Old Harley Under Wraps|
Click image to see full-size version.
I'm gonna go left to right here:|
The crate on the left is upside-down, so here's a flipped pic of it...
I marked in yellow what I can make out on a greatly-enlarged high-res image:
There's a "3" at the top.
Below that is an arch of words, and I can olny make out what is marked there in yellow.
Below the arch are the words, "NEW YORK".
To the right of that crate is the larger crate that has carry-handles, and kind of looks like a crate for an upright piano, with a sloping front on it.
The side is clearly stencilled with "G.F.E. Co.".
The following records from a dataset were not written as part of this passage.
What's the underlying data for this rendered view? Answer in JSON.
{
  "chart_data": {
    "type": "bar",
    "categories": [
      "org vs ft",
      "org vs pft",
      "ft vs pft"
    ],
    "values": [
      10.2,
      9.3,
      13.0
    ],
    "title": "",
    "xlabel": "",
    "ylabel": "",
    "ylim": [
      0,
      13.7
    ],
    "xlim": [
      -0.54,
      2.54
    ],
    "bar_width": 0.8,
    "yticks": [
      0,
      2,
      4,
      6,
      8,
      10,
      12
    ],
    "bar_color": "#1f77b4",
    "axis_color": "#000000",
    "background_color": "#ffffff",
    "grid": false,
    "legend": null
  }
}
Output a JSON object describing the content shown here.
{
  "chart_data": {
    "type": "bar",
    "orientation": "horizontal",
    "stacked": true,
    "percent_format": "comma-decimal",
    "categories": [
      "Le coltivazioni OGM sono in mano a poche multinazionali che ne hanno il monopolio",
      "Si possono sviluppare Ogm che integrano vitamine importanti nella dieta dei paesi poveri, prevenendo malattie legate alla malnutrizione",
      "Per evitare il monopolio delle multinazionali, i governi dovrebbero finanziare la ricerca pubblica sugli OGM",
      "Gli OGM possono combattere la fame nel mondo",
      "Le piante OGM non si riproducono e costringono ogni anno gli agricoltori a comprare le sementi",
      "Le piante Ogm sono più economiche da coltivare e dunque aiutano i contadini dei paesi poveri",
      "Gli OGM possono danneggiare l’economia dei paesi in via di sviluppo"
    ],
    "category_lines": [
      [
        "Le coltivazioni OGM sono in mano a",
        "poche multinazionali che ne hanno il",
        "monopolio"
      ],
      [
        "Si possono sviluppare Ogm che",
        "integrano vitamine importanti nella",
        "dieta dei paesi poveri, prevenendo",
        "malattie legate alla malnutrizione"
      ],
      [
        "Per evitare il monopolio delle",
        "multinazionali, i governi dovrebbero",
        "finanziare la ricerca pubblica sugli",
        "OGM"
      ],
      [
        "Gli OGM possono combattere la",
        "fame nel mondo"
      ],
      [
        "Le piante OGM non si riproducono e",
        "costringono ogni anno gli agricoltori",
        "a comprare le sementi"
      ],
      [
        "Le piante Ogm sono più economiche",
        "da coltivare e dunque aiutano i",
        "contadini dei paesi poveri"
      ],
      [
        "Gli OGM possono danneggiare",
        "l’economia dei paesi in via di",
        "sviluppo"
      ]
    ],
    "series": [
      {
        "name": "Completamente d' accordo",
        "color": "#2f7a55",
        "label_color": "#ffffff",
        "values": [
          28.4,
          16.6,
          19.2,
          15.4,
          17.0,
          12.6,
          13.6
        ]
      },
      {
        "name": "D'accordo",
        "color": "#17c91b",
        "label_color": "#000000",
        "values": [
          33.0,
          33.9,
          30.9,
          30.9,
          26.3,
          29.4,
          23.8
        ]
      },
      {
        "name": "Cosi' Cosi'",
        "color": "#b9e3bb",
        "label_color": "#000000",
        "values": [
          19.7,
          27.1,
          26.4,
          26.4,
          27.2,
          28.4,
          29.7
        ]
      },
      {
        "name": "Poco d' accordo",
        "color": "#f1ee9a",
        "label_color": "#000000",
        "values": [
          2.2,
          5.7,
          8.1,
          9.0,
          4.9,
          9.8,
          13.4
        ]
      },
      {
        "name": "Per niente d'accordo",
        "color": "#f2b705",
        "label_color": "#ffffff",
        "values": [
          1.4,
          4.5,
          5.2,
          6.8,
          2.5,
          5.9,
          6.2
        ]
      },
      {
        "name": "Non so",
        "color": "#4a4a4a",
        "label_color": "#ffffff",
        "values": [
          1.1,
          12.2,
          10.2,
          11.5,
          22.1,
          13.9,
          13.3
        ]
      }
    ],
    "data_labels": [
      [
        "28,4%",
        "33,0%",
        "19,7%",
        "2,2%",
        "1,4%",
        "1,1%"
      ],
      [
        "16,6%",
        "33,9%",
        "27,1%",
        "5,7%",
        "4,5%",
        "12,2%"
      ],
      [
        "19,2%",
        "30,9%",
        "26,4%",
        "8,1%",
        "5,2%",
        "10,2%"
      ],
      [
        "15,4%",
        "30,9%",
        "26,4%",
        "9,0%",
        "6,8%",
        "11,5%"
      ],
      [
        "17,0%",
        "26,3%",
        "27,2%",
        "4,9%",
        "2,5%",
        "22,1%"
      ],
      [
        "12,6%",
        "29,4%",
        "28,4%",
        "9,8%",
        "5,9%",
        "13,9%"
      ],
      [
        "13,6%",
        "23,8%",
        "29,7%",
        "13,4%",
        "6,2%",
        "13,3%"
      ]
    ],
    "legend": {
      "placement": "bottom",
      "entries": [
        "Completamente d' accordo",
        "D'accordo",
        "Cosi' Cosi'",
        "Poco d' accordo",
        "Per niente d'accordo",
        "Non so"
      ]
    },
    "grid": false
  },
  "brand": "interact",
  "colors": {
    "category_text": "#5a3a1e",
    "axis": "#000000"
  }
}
I 'Googled' that and found this notation from a book titled "The Technical Index - A Descriptive Record of Current Technical Literature - April 1910":
(*sorry for the hand cursor in the pic*)
I'm going with this info that the building is the "General Fire Extinguishing Co., Providence, RI", due to the man reading "The Providence Daily Journal".
To the right, there are a number of large "cast iron fittings for sprinkling and fire extinguishing apparatus".
Now... we get to the Harley!
Yes, I'm an old biker from way back. I had a 1957 Harley XLH with a 1953 Model K racing frame. This was the precursor to the Sportster, but it had a 883cc engine.
That being said, I don't know anything about the Harley shown here, sorry.
This MIGHT be a 1924 Harley-Davidson JD, or something around there, judging from my Googling.
I actually do own 2 claxon horns (aka ahoogah horns) like the one attached to the handlebars here.
There is a large stack of wooden folding step ladders on the right of the pic.
Littered on the ground around the man, there appear to be a bunch of item tickets, about 3" x 5", with a string to attach them to something. There is also a bunch of what looks like sections of wiring harness and some small parts laying on the ground, some with those parts tags tied to them.